Curated docs and samples. The generated artifacts cannot drift, but the curated docs/llms-src/ files (interface guide, examples, and runtime-introspection guide) can. A pull request that changes public MPI documentation should also update the affected curated files when relevant — for example, the runtime-introspection guide if the ompi_info interface or the MCA parameter-setting conventions change (this expectation is also recorded in the top-level AGENTS.md). When the curated examples or a schema change, regenerate specs/llms-friendly-docs/sample-records.jsonl so make check continues to pass.

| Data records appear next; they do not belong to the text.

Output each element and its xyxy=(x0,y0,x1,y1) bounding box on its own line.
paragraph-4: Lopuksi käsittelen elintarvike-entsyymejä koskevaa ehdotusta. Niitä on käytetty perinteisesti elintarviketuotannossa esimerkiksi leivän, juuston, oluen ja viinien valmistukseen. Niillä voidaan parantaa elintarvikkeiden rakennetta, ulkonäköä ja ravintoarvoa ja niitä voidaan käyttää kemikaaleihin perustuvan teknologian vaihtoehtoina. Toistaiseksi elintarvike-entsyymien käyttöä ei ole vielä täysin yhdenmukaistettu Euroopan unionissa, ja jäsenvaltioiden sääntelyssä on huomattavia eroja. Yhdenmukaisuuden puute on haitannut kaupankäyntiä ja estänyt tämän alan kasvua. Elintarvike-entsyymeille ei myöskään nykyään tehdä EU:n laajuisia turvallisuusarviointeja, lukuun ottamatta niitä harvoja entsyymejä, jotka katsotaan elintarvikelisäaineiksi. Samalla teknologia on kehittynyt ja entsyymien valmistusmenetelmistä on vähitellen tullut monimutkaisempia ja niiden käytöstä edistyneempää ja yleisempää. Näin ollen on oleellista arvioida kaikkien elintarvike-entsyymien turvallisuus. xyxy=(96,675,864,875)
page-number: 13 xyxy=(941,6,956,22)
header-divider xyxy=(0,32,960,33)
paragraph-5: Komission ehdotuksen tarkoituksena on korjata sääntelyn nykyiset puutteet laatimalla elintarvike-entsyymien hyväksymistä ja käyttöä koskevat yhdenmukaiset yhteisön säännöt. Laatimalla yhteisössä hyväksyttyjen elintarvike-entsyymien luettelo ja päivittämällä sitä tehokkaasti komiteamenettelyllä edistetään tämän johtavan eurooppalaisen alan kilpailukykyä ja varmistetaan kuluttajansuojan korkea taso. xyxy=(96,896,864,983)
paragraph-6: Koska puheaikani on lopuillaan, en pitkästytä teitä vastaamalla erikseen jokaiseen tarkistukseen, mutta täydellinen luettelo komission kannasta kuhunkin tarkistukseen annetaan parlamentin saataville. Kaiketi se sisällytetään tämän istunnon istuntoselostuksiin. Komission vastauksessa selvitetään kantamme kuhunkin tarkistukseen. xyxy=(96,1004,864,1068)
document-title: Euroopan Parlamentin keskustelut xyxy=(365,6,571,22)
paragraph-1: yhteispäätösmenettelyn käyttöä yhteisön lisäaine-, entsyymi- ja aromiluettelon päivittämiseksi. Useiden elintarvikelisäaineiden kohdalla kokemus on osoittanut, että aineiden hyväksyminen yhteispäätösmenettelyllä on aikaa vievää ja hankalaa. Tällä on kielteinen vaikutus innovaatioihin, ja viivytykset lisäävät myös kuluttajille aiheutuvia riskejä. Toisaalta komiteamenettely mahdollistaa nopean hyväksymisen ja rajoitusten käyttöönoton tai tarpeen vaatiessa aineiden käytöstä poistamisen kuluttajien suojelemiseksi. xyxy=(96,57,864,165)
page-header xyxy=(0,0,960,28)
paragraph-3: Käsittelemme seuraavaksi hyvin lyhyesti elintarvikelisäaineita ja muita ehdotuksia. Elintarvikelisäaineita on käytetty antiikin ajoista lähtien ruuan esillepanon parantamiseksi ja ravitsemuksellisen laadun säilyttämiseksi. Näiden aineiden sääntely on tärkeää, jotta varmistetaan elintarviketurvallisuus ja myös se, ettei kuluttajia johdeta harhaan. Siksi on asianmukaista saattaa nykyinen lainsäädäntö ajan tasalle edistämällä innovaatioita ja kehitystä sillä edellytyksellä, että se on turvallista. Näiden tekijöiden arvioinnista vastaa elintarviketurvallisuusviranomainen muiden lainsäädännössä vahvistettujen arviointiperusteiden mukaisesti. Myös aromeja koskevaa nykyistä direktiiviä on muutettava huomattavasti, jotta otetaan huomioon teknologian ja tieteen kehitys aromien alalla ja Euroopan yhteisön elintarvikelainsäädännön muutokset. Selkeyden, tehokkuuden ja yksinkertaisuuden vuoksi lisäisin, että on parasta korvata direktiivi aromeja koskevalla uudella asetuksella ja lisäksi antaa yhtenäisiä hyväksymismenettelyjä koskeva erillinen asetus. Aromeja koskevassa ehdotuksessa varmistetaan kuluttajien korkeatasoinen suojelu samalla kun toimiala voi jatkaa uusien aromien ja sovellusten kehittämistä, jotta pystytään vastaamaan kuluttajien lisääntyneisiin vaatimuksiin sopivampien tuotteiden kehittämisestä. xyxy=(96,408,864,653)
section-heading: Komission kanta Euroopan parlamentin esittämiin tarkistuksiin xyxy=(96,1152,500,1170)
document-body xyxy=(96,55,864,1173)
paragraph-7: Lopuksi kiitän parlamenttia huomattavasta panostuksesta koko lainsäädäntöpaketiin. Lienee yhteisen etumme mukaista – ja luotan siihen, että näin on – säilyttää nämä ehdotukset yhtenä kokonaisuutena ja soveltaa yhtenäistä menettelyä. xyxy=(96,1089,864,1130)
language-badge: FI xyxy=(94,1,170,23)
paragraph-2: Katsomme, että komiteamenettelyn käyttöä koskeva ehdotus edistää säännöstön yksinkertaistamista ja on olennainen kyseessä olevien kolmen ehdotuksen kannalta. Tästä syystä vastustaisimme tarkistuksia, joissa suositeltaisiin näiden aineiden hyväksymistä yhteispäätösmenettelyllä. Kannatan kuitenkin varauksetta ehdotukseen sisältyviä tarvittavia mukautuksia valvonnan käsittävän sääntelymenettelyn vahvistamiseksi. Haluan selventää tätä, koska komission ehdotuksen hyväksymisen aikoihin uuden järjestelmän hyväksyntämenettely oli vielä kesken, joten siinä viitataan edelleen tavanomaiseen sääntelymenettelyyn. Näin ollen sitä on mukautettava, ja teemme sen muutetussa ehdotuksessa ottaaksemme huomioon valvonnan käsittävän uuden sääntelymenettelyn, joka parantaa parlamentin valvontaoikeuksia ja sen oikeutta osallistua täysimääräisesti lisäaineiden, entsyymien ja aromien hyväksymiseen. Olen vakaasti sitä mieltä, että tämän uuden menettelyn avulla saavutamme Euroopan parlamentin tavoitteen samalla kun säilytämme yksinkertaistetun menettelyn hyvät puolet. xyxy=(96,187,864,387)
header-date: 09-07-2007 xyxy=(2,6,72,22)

13.13.11. Verifying publication

After a merge that affects the artifacts, confirm Read the Docs published them for the version you merged to: fetch that version’s llms.txt (for example https://docs.open-mpi.org/en/main/llms.txt for the main branch) and one versioned artifact (for example the manifest, .../en/<version>/llms/openmpi-docs-manifest.json) and confirm they resolve and parse. Because the version-neutral https://docs.open-mpi.org/llms.txt follows Read the Docs’ default version — which may not be the version you just merged — always spot-check the specific version slug you published.

13.13.12. Alternatives considered and deferred

For the historical record (details in specs/llms-friendly-docs/spec.md):

OpenSHMEM public APIs can later reuse this same artifact model, but support is deferred until there is concrete demand; this effort covers MPI only.
An llms-full.txt single-payload entry point, compressed downloadable bundles, and stable redirects for renamed artifacts were each considered and dropped — the aggregate Markdown corpora, the release tarballs plus the manifest, and ad hoc Read the Docs redirects respectively make them unnecessary. The JSON Schema files, by contrast, were promoted into scope as the shared contract/validator.